Product placement is a big deal in retail. The best sellers are at eye level and the bottom half is for the cheap stuff. This store has their best coffee at eye level and the vacuum packed crap well below it. Pay attention next time you go to the liquor store.
These pictures are from the 1986 movie, Manhunter. Granted, this store was in Florida but it's a typical coffee isle across America at that time.
A few things about coffee.
1. Coffee begins to degrade two weeks after roasting.
2. Coffee hits it's peak flavor three days after roasting.
3. Mr. Coffee type coffee makers make a shitty cup of coffee.
4. There are thousands of different types of coffees to choose from.

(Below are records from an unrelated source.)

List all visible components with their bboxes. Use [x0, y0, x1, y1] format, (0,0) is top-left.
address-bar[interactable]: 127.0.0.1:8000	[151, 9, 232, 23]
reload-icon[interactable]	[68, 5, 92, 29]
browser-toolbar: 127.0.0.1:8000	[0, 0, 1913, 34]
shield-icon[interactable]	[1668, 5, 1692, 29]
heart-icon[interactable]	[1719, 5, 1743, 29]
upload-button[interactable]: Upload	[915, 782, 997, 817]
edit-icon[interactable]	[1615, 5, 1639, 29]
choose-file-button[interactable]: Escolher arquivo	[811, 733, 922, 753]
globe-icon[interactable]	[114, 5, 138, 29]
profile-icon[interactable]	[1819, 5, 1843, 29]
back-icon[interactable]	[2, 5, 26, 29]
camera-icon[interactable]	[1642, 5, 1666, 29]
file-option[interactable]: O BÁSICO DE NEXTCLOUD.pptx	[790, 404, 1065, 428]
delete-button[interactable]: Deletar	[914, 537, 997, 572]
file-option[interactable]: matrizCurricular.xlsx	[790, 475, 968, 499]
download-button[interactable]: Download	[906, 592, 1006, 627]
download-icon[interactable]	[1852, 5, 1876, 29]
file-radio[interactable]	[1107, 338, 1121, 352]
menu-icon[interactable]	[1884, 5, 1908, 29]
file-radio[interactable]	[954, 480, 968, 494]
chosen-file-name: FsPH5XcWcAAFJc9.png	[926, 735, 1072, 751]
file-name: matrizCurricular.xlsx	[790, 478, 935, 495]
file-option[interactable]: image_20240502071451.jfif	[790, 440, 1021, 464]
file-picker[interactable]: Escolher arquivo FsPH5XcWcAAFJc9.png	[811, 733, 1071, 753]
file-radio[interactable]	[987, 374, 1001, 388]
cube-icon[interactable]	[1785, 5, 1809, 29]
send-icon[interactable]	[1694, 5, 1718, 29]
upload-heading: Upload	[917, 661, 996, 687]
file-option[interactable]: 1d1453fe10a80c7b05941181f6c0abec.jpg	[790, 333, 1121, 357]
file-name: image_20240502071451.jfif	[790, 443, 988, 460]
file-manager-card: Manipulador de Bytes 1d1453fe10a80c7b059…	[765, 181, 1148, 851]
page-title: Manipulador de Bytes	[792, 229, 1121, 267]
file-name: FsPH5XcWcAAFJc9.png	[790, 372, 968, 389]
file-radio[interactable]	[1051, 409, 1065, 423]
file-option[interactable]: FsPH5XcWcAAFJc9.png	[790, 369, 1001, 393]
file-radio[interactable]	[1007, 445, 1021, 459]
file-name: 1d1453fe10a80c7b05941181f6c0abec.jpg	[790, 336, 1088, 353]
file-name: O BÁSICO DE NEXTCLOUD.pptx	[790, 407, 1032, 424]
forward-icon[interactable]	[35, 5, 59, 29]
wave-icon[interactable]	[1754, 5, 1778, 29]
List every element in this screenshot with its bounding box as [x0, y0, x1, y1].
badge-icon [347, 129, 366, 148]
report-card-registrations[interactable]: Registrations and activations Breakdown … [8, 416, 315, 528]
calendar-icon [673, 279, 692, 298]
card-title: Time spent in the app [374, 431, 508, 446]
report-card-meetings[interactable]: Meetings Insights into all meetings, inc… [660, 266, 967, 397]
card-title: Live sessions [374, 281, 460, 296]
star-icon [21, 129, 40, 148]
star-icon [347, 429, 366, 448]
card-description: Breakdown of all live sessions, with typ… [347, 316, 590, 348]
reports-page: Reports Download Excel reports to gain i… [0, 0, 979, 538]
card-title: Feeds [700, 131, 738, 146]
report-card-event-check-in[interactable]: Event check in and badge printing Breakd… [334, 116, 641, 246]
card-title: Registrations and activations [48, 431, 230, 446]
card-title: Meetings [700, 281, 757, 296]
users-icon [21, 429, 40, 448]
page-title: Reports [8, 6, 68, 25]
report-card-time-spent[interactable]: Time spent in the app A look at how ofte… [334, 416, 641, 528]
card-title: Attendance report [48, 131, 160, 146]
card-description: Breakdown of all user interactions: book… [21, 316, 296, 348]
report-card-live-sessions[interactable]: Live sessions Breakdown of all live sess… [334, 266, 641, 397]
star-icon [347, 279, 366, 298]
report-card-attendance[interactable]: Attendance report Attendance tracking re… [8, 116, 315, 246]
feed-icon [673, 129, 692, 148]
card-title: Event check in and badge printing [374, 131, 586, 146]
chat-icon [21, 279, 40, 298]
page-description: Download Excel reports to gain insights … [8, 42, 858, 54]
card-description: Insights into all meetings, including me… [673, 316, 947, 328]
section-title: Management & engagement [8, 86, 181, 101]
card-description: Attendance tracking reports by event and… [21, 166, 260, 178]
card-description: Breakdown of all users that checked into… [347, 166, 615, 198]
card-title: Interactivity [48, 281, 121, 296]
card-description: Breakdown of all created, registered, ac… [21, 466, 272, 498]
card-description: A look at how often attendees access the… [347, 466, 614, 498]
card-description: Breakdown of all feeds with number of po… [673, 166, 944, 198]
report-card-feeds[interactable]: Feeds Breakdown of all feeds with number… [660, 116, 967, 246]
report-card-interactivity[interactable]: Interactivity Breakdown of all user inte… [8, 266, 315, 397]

My point is, anyone can overcome the banality of the store bought stuff and experience coffee the way it was meant to be. That is, roast and grind your own from green, unroasted beans from some of the best coffee regions in the world at a price much lower than the outdated stuff on your grocer's shelf.
When I first got into roasting, I had no intentions on spending hundreds of dollars on a roaster just to make coffee. I did it the cheap way with a 9 dollar pop corn popper and a hurricane lamp chimney.
There's two methods of roasting coffee. Fast and slow. Fast roasting takes 90 seconds and slow roasting takes 15 to 20 minutes. Fast roasting seems to bring out the flavors and nuance that slow roasting destroys. This unit will produce a medium roast in 6 minutes, which makes it damn near perfect for my purposes.So much for the 20 dollar investment. What about the green beans? Tons of places online that sell green beans for a couple bucks a lb to $40 a lb for Jamaican Blue Mountain (my personal favorite) and everything in between. It's like buying a car. A Ferrari would be great but you don't have to settle for a used Yugo, either. You can start with Guatemala, or any other central american country, and work your way down. Look into Coffee Bean Corral. They usually have bargains. I've been buying beans direct from Kafetos in Guatemala for about $35 for 5 lbs. Not bad. Berman is another place that has tons of exotic coffees from all over the world with fast delivery. It's easy to amass a collection of boxes full of different coffees, just to see what they taste like. It's a free market with lots of competition so the prices are stable with lots of good sales to make room for new stock. I'm not concerned with shelf life at all. I still have some of the first beans I bought years ago and they roast up and taste just as good as the day I got them. And they sat in an unheated garage all this time, in a paper bag.
Roasting is like making pop corn only messier. When coffee is roasted it blows off chaff and fills the area with lots of floating coffee skin. Best done outside. Ask me how I know. The chimney has a duel purpose. To let the chaff out and the beans in. This unit has no start button so it's plug n play. Best use gloves so you don't burn your hands on the hot, glass chimney. And that's pretty much it.
Before I got semi-serious about roasting, I used to fire it up and let it run until the beans were black and oily. In other words, burnt. Too much heat kills the flavor. Instead, listen for first crack. It comes a couple minutes after startup and happens when the beans release moisture. Second crack is when they release their oil, stripping all the good flavors, like burning toast.
I prefer to roast 45 seconds after first crack is done. A nice roast with all the good flavors. Of course, the grind and brewing method could make or break it. A conventional coffee maker won't pick up the subtle notes and tones that lingers under the surface. A vacuum system will make the best coffee but the cheapest one I could find was over $80. Best to invest $20 on a french press.Just for example, I was drinking Marsellesa coffee from a Mr Coffee type maker and it was good. I tried some in a french press and I was shocked this very same coffee had floral notes and deliciousness the Mr Coffee destroyed. Live and learn.
Here's my $20 french press with some Guatemala. Yummy.
When I learned there was no such thing as an espresso bean I was shocked. Espresso is the method of making espresso, not a type of bean. The beans are usually house blends of at least three different beans. The stuff you buy at the store are usually leftover beans roasted black for espresso. Maybe this is why most espressos taste the same.Now, get out there and brew some coffee.